Lorsqu’on écoute la discographie de Manowar de manière chronologique, cet enregistrement en direct (ce live quoi, fieffé têtu) est celui qui clôt la série. C’est donc après deux bonnes dizaines d’écoutes ininterrompues de Gods of War que je sors la galette du lecteur pour introduire son homonyme, affublé du pédoncule « Live ». Est-ce Gods of War joué en intégralité en concert ? Non. Il y a deux disques, le premier contient quelques classiques, et l’autre des morceaux de l’album éponyme.

Les esgourdes remplies de divinités nordiques et de symphonie wagnérienne, je savoure ce retour aux classiques avec une sorte de nostalgie. Quel plaisir d’entendre de nouveau les premiers titres du groupe, surtout lorsque celui-ci nous joue un joyau sous-coté comme Each Dawn I Die ! Eric Adams est frappé par le poids de l’âge, sa voix n’a plus la fureur ronflante d’antan, mais elle comporte une rondeur nouvelle qui donne davantage de coffre à son ambitus. Parfois, on le pense en peine, mais quand on l’entend s’égosiller comme un beau diable sur Each Dawn I Die, faire étalage de la maîtrise de son organe sur un morceau aussi difficile vocalement parlant que The Oath, ou nous hypnotiser avec les paroles mystiques de Gloves of Metal, c’est là qu’on comprend qu’il nous a trompés ! Il est loin d’être à la ramasse, le bougre ! Il parvient même à émouvoir sur le magnifique Mountains ou le surprenant Secret of Steel ! Holy War, que j’estime mais sans plus, se trouve sublimée dans cet album.

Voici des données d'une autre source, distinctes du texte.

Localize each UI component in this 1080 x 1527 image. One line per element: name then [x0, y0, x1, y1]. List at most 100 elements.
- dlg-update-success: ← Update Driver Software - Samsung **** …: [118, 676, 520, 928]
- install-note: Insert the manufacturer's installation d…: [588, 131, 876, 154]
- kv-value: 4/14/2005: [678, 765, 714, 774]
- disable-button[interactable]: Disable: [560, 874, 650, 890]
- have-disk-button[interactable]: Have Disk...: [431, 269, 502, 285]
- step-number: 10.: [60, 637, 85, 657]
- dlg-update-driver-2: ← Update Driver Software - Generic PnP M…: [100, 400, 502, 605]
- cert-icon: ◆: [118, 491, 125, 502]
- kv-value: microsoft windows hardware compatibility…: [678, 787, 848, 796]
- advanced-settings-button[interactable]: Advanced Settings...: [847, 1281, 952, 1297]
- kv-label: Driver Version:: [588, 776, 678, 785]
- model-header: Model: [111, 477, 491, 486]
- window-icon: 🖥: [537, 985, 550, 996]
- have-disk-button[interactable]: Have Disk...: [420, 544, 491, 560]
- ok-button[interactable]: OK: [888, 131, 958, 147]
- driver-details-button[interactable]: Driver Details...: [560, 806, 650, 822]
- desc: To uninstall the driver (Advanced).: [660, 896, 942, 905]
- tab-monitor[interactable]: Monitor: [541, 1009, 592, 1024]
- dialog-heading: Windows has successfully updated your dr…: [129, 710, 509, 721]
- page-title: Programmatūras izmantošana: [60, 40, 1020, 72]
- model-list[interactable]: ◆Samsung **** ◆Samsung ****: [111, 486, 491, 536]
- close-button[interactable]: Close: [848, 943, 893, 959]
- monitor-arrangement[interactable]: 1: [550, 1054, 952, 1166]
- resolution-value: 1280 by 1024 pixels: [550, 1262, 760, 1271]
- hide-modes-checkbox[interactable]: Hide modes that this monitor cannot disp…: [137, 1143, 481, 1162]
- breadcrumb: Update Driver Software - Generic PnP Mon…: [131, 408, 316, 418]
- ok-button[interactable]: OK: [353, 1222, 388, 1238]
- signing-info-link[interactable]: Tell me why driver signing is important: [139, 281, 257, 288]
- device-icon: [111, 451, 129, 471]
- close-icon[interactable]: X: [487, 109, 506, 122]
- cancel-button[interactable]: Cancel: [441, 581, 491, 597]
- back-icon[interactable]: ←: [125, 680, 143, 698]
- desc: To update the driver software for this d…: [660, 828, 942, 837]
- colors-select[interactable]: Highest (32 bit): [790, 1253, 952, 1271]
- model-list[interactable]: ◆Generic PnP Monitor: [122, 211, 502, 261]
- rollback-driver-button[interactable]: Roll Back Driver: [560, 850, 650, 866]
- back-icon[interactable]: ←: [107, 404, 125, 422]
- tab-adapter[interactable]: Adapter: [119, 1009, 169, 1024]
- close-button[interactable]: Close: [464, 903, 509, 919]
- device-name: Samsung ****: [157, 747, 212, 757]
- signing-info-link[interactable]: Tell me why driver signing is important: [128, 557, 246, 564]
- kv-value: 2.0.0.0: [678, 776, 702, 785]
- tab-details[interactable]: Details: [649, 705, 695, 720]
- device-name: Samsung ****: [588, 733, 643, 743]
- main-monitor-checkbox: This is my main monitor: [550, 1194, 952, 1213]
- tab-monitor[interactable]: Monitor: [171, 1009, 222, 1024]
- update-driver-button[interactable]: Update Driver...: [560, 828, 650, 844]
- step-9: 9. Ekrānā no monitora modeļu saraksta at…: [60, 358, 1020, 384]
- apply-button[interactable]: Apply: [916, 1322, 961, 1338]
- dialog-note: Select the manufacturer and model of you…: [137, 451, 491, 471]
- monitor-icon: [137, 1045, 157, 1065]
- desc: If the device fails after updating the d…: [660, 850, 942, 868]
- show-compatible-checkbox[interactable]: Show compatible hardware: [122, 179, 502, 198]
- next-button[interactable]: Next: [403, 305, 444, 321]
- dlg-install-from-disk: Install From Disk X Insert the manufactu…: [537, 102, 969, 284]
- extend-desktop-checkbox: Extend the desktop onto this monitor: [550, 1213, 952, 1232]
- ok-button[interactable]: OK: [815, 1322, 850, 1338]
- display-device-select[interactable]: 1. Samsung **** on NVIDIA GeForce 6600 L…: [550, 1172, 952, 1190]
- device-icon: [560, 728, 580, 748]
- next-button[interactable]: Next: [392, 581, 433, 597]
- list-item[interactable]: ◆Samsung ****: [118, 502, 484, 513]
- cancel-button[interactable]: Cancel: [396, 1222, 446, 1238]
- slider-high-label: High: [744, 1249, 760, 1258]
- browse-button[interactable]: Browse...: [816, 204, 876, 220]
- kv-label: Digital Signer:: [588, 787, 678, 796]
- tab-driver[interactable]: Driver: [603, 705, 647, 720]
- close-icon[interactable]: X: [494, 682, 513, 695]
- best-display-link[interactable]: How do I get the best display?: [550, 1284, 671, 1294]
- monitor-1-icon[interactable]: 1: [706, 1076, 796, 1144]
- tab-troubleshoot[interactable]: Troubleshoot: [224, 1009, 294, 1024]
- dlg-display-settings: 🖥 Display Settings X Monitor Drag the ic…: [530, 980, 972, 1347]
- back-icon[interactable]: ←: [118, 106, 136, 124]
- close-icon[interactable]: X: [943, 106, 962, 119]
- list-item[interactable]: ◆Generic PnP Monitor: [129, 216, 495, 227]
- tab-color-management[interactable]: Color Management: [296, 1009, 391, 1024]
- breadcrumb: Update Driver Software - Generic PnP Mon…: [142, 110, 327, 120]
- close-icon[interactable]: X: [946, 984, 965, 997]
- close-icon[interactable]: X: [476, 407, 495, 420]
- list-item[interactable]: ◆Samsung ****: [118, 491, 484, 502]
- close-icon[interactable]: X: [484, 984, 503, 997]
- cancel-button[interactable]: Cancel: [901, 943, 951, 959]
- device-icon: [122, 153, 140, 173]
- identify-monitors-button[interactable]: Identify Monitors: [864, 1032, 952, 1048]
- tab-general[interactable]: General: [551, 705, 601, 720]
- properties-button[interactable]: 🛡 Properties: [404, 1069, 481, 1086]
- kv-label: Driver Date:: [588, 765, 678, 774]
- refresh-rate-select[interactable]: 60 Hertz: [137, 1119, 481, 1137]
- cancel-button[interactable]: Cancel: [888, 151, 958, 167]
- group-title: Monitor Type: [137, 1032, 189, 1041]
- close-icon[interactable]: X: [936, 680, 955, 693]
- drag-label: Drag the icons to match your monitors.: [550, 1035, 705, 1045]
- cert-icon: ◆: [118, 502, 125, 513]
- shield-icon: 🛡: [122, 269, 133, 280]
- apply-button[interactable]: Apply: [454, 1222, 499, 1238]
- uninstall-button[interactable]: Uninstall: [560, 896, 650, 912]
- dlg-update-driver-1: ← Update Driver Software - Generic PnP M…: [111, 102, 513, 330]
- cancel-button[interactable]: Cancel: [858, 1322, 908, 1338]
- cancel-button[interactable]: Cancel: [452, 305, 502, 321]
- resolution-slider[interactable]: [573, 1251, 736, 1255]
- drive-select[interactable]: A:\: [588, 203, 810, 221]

Je redécouvre la chanson et me surprend à la chanter comme jamais je ne l’avais fait lors de mes innombrables marathons Manowaresques. Ce paragraphe comporte beaucoup de points d’exclamation, je n’arrive toujours pas à rester de marbre face à de telles performances vocales. Mais quel être humain peut rester de marbre quand il a le sternum perforé et le cœur tout entier illuminé ? Et parce qu’Eric Adams tutoie aussi les dieux à la fin de Secret of Steel, comment notre âme peut-elle résister à une voix qui transperce l’éther ?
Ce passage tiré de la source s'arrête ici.